Imposter Phenomenon: what is it and how can employers help?

Totaljobs surveyed over 2,000 UK workers in February 2019 to delve into Imposter Phenomenon.

We worked alongside two experts to produce this research: Dr Terri Simpkin, lecturer in leadership and corporate education at Anglia Ruskin University and Kate Atkin, speaker facilitator and Imposter Phenomenon researcher.

What is Imposter Phenomenon?

You’ve likely heard the term referenced by the media more commonly as ‘Imposter Syndrome’. However, in psychological terms, it is known more accurately as ‘impostor phenomenon’. This is because it’s defined as an experience that is not constant, but instead arises in certain situations – most often work. It is not a mental health condition. It can be defined as an internal feeling of intellectual phoniness or fraudulence, despite evidence of previous success and achievement.

Totaljobs research shows that Imposter Phenomenon has been experienced by 70% of UK workers, highlighting the need for greater understanding and awareness of how to tackle it. The phenomenon is more than self-doubt, which is a discomfort that typically fades as you gain experience. Imposter Phenomenon differs because it persists, often despite a proven track record of success and validation from others. Think of it as an unconscious bias – against yourself.

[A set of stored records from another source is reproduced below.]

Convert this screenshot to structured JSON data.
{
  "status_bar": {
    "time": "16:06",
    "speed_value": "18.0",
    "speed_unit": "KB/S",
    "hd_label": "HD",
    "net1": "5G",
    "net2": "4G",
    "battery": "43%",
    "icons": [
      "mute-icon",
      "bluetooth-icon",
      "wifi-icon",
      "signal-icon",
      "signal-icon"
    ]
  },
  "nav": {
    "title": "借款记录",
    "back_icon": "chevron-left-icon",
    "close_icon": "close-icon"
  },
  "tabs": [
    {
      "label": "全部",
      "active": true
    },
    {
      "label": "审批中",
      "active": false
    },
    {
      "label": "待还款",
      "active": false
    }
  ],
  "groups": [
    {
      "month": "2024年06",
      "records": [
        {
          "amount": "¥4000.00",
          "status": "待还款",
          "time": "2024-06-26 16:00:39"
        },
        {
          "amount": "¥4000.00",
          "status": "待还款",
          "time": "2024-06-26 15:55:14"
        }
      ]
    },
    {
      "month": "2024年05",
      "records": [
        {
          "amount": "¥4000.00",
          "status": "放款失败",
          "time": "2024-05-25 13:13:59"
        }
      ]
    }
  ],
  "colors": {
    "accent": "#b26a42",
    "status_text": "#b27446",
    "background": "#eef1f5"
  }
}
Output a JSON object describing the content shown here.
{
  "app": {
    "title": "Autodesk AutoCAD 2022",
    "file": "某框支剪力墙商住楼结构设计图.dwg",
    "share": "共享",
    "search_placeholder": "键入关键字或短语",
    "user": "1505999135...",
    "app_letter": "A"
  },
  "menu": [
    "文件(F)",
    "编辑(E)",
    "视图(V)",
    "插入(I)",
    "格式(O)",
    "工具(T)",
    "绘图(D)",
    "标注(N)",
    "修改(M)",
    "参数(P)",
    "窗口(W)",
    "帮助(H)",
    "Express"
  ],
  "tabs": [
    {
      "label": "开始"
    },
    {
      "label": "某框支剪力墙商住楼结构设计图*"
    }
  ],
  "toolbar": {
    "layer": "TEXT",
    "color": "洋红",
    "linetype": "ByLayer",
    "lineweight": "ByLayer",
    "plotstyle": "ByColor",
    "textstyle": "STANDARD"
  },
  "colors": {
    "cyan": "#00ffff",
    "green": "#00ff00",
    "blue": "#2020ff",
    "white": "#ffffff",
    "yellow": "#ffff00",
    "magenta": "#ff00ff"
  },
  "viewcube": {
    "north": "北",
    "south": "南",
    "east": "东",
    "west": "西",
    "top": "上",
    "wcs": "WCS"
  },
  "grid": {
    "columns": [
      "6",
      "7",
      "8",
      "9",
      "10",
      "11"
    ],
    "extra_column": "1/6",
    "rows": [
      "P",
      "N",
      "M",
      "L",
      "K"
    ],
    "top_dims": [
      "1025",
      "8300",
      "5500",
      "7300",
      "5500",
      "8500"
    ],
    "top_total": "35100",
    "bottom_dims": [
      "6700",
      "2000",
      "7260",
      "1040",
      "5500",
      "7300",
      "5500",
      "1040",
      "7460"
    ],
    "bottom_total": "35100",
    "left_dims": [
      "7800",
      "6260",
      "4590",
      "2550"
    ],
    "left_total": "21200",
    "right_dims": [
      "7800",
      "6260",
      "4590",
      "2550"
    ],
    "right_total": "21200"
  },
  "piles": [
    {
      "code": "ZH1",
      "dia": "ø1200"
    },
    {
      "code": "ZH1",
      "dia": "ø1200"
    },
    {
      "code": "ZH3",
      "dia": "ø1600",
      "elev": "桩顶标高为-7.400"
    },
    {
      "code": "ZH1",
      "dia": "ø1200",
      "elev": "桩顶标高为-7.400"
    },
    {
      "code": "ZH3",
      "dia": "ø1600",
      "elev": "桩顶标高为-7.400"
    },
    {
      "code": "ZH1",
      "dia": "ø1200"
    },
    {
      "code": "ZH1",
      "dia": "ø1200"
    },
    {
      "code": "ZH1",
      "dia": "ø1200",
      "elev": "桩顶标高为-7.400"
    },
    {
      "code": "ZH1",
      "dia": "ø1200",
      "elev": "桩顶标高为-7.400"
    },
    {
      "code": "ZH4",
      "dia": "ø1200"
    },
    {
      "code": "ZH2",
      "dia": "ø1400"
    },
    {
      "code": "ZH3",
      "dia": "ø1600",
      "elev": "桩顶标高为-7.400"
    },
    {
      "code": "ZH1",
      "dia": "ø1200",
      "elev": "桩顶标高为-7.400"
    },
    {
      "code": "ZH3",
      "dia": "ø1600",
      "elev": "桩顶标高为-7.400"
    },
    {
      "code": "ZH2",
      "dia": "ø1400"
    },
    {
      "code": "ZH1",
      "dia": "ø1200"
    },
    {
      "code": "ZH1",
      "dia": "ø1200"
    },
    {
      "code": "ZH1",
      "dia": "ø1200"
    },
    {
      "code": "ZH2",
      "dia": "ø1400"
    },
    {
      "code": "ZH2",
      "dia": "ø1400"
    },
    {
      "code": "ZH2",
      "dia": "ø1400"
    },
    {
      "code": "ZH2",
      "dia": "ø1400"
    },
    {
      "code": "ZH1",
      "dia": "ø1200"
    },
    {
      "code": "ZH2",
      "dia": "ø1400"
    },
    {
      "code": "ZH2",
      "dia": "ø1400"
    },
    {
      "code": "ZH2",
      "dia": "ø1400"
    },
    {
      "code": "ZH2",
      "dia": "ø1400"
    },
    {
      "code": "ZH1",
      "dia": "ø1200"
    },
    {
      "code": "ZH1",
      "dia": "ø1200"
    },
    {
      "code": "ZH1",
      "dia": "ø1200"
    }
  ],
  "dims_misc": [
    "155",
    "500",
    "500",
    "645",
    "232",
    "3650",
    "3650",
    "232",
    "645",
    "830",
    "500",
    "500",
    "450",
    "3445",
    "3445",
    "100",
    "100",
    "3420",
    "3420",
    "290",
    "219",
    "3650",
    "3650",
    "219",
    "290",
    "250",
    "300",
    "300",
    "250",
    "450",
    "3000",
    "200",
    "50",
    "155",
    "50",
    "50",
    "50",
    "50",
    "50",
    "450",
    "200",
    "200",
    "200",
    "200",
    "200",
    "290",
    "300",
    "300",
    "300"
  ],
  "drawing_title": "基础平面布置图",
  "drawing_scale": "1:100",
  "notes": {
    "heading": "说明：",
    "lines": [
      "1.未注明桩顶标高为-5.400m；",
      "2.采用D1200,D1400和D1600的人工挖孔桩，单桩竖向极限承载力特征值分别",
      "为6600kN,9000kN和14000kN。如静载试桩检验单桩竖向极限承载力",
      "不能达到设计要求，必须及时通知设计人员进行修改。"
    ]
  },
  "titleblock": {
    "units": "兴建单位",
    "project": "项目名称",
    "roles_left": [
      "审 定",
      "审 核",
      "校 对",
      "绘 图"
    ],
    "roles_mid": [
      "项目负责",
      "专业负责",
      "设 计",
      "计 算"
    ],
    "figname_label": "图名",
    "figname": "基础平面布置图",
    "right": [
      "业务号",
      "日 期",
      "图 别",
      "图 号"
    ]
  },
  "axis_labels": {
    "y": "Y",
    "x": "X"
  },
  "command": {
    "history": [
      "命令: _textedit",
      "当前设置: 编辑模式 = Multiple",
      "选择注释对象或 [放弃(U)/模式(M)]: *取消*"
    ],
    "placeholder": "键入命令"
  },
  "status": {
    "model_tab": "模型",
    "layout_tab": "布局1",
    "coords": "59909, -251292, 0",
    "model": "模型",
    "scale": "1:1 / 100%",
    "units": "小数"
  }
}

Who experiences Imposter Phenomenon?

Imposter Phenomenon can be experienced by a wide variety of people in the workplace. However, those who feel they are in the minority at work, imposter feelings are more likely to be present. The reasons behind this are complex and nuanced, from an individual’s upbringing to their experiences at school and at work or how integrated and included they feel within their peer group.

  • 75% of female respondents experience Imposter Phenomenon
  • 77% of LGBTQ+ respondents experience Imposter Phenomenon
  • 62% of BAME respondents experience Imposter Phenomenon

What are the implications?

Feeling like a fraud or as if you are not deserving of praise can lead to increased stress and worry over performance at work. It may also be detrimental to personal development and recognition, as people may be unlikely to share examples of the work they’ve done, or to highlight the value they brought to a particular project.

  • 70% allow others to take credit for their work.
  • Over half feel uncomfortable when receiving recognition for good work.
  • 40% feel they haven’t met expectations, despite evidence suggesting otherwise.
  • A third have felt anxious.

How can managers help?

Recognition of Imposter Phenomenon

There is not a one size fits all solution, as each individual experiences Imposter Phenomenon differently, depending on their background and lived experience among a myriad of other factors. The key is to understand how Imposter phenomenon differs to self-doubt. Communicating this to your team will help to emphasise how an individual’s perception of their own success and skills may not be giving them enough credit.

Clear job descriptions

Over half of those experiencing Imposter Phenomenon say having a clear job description when starting a new job helps them to feel less like a “fake”. Having a job description to refer back to once an employee has spent more time in their role also gives them a good basis to understand how they’re performing against the role requirements.

Tailored feedback

Managers can help to tackle Imposter Phenomenon in their teams by understanding what kind of feedback is most beneficial to individuals. Those who experience Imposter Phenomenon may find it useful to receive objective evidence of a job well done – as opposed to generic praise. Utilising personal objectives or a project checklist can be a straightforward way of ensuring the individual understands what is required, rather than the individual overreaching beyond what is necessary.

If you’re experiencing Imposter Phenomenon:

Managers aren’t exempt from experiencing Imposter Phenomenon. In fact, 68% of senior managers and 78% of junior managers state they have encountered the phenomenon. As individuals, we can start to interrogate our thoughts in a bid to silence the voice of our ‘imposter’ selves, whatever our role at work. If you notice yourself brushing off praise with a “it was nothing” or “that wasn’t me”, ask yourself why you’re struggling to accept the compliment. Take notes so you don’t forget the positive feedback you’ve received in the past and refer back to it when you’re not feeling as confident in your abilities.